I had been dreading this. My skin itched at the thought of the fungal infections I was probably going to contract and mental images of papillomas the size of mushrooms.
‘Give me strength,’ I whispered.
I grabbed my towel, changed into my thongs and walked down the hallway where a steamy cloud hung in t
he air. The bathroom had three shower cubicles. I pushed open the door to the first one and screwed-up my nose at the sight of grimy tiles, scarred with cracks where bacteria could evade a scrubbing brush’s bristles. A stale puddle that had failed to drain sat beneath the shower head. The floor tiles around it were a particularly unhealthy looking shade of grey, and the grout had dark, nebulous blots where mildew had taken hold and turned black. I imagined whole families of germs teeming in the dirty tile cracks. Toiling, working, growing, multiplying. Communities of germs. Whole cities. This shower block could be the Rio de Janeiro of germs; a place so populous in bacteria that it had spawned germ slums; where there were different classes of germs and even the germs had germs. Not just bourgeois E.coli and staphylococcus, and working class clostridiums and pseudomonas, but unemployed germs. Homeless germs. Armed robber germs and mangy dog germs. Germs that the most creative minds at the Vic Uni Immunology Department could not have conceived of. Organic wonders that would have made a biological warfare specialist’s eyes sparkle with glee.

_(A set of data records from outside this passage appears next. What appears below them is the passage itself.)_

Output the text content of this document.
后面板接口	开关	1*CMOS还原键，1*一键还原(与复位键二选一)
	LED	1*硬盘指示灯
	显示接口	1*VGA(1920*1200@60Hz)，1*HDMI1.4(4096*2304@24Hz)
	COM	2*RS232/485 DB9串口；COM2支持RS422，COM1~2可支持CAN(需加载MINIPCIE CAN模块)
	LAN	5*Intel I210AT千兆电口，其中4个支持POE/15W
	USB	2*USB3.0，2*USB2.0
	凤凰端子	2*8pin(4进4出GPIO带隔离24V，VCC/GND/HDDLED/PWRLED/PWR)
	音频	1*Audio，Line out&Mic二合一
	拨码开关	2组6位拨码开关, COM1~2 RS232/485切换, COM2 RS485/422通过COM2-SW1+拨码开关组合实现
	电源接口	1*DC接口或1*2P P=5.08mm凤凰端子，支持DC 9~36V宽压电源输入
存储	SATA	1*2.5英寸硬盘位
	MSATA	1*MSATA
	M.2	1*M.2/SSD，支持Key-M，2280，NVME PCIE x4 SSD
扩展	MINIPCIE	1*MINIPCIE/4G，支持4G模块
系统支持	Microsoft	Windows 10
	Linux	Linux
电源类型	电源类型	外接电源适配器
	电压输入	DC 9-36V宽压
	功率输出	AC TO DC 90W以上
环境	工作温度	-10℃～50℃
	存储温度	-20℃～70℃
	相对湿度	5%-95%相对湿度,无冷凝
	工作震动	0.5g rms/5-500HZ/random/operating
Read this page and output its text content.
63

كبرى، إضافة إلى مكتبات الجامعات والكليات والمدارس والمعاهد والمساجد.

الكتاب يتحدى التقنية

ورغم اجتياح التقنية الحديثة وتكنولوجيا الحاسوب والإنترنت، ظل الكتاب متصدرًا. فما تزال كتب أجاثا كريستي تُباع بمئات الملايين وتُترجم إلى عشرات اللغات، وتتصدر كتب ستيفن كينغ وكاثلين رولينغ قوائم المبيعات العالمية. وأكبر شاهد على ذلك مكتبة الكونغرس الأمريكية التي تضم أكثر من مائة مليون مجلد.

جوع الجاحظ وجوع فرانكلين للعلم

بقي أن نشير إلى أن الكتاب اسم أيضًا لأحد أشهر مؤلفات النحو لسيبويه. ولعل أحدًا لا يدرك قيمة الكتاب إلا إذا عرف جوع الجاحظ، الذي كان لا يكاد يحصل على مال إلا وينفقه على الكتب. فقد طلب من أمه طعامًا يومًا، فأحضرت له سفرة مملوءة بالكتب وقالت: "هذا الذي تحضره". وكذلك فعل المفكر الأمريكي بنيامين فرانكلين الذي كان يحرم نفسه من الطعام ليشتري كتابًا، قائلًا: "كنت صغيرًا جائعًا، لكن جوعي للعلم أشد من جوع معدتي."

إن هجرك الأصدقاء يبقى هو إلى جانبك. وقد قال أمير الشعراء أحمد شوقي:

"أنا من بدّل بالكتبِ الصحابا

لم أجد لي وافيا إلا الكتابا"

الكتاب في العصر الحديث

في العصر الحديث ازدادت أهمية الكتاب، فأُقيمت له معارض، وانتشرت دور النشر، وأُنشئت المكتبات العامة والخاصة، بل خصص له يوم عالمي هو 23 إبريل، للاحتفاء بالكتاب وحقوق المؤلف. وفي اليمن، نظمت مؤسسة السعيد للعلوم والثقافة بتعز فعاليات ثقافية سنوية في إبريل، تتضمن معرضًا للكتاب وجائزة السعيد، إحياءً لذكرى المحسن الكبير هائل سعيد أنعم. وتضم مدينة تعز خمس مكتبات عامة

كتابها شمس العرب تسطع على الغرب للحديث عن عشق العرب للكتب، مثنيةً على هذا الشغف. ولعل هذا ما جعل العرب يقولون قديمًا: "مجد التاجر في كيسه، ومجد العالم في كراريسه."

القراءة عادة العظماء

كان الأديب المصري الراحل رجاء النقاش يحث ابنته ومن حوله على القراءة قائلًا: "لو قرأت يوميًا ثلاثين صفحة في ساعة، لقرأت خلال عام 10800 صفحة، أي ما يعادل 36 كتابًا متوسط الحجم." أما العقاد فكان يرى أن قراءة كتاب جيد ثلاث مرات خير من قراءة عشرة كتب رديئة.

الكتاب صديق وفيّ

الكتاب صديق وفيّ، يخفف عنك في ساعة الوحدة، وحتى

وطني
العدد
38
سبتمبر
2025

I starred at the cubicle feeling slightly sick and let the door swing closed.
The second shower had a twisted band-aid stuck to the back of its door. In the next was a curling toe nail clipping. Everywhere I looked I saw long thin hairs.
A small whimper escaped my lips.
I wanted to run screaming to the Hyatt. I wanted a pile a freshly laundered towels, and a paper seal across the toilet that looked like a boy scout’s sash and proclaimed with earnestness that this loo has been sanitised for my protection.
I was about to resign myself to the toenail cubicle when a heavy-set woman entered. She greeted me with a ‘hello’ in a thick German accent and then stripped down to her plastic sandals. There was a faint sucking sound as she pulled off the polyester top, her shorts and tall knee socks one after the other.
‘So hot,’ she exhorted, releasing a satisfied sigh as each item of clothing was removed.
She merrily dropped the sodden shirt, shorts and socks onto the tiles with a plop. She began to hum as the unstrapped her bra then, to my horror, jiggled out of her underpants.